I checked with my favorite FFL here in Oregon this morning and he said he would transfer a frame as an "other" firearm. If you read the advice from the ATF letter it really doesn't suggest any other way. It is super frustrating that different FFLs have such different interpretations. But I blame the ATF for a lot of the confusion.
Yes, very frustrating. In fact I asked my go-to ffl the question again the other day. I sent him a website of an outfit that sold glock frames, either stripped or assembled, and he told me that either of those would be processed as 'other'.
 
Wow. Suprised Sporting Systems is giving out bad and incorrect information in regards to NFA items.
It is only an NFA item when in a NFA configuration. Period. Take it apart and it's a regular Title 1 firearm. Slap a >16" barrel on it, and IT IS a regular Title 1 firearm. Take it across state lines or sell it just like any other firearm.
There is absolutely no requirement to pull it from the registry to sell it in a non-NFA configuration.

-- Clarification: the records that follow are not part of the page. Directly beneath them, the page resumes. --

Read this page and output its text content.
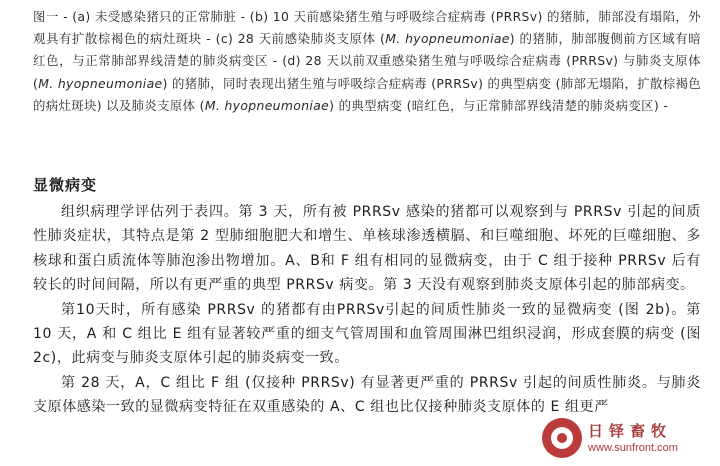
图一 - (a) 未受感染猪只的正常肺脏 - (b) 10 天前感染猪生殖与呼吸综合症病毒 (PRRSv) 的猪肺，肺部没有塌陷，外观具有扩散棕褐色的病灶斑块 - (c) 28 天前感染肺炎支原体 (M. hyopneumoniae) 的猪肺，肺部腹侧前方区域有暗红色，与正常肺部界线清楚的肺炎病变区 - (d) 28 天以前双重感染猪生殖与呼吸综合症病毒 (PRRSv) 与肺炎支原体 (M. hyopneumoniae) 的猪肺，同时表现出猪生殖与呼吸综合症病毒 (PRRSv) 的典型病变 (肺部无塌陷，扩散棕褐色的病灶斑块) 以及肺炎支原体 (M. hyopneumoniae) 的典型病变 (暗红色，与正常肺部界线清楚的肺炎病变区) -
显微病变

组织病理学评估列于表四。第 3 天，所有被 PRRSv 感染的猪都可以观察到与 PRRSv 引起的间质性肺炎症状，其特点是第 2 型肺细胞肥大和增生、单核球渗透横膈、和巨噬细胞、坏死的巨噬细胞、多核球和蛋白质流体等肺泡渗出物增加。A、B和 F 组有相同的显微病变，由于 C 组于接种 PRRSv 后有较长的时间间隔，所以有更严重的典型 PRRSv 病变。第 3 天没有观察到肺炎支原体引起的肺部病变。

第10天时，所有感染 PRRSv 的猪都有由PRRSv引起的间质性肺炎一致的显微病变 (图 2b)。第 10 天，A 和 C 组比 E 组有显著较严重的细支气管周围和血管周围淋巴组织浸润，形成套膜的病变 (图 2c)，此病变与肺炎支原体引起的肺炎病变一致。

第 28 天，A，C 组比 F 组 (仅接种 PRRSv) 有显著更严重的 PRRSv 引起的间质性肺炎。与肺炎支原体感染一致的显微病变特征在双重感染的 A、C 组也比仅接种肺炎支原体的 E 组更严

日铎畜牧
www.sunfront.com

The ATF FAQ used to include all of this before it was redesigned:

Q: May I transfer the receiver of a short-barrel rifle or shotgun to an FFL or to an individual as I would any GCA firearm?
A: Yes. A weapon that does not meet the definition of a NFA firearm is not subject to the NFA and a possessor or transferor needn't comply with NFA requirements. The firearm is considered a GCA firearm and may be transferred under the provisions of that law.

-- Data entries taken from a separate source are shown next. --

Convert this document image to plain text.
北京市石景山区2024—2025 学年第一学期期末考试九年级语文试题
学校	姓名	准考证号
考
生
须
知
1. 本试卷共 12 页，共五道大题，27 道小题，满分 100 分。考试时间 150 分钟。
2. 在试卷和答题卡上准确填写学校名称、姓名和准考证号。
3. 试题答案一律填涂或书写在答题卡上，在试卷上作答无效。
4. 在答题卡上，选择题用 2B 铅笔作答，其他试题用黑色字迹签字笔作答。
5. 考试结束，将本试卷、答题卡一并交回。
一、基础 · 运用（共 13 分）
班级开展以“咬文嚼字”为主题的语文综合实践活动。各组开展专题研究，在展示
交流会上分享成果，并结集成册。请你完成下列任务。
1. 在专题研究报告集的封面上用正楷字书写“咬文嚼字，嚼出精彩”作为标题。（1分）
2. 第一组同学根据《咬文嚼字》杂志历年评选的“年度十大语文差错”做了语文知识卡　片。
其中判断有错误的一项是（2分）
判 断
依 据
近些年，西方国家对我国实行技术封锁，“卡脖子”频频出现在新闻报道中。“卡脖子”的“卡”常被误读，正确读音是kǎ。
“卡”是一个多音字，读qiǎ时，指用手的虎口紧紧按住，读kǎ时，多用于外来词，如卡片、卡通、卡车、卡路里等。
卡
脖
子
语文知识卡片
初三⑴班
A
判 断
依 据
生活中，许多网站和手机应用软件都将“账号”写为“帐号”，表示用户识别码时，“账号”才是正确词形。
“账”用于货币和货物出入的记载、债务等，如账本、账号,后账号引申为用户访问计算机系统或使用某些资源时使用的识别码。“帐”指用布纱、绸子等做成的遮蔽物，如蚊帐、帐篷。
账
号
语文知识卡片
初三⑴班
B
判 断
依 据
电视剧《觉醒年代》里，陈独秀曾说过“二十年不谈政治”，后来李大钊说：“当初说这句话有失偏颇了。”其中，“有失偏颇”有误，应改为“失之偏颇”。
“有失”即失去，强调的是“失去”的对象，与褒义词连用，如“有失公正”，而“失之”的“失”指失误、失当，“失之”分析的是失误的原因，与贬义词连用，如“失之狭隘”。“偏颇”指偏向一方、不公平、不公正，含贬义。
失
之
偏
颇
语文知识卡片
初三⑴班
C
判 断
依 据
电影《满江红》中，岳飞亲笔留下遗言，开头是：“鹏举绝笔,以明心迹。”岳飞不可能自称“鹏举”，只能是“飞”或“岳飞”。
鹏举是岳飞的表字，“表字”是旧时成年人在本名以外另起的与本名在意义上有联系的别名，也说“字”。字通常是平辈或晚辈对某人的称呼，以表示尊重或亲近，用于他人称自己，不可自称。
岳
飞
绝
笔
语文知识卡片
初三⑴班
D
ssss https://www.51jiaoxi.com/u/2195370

After 2 weeks, NFA specialist answered my question in writing. I received this reply yesterday afternoon.


"Dear Sir,

You wrote in via email, here are answers to your questions:
  • If you remove the short barrel from a rifle, and just sell the receiver, than the receiver would be sold as a Title I rifle. You would then write to [email protected] and ask that the serial number be removed from the registry. You do not need to receive a response back from us to sell the title 1 firearm. I would keep the letter to our office (or email) in your bound book as proof."
This goes to having an item that is registered class 3 item, and deactivating it so that any trace on that item doesn't come back to an ATF agent knocking on your door asking to see your SBR. Its a little detail, but an important one to keep the chain of custody accurate.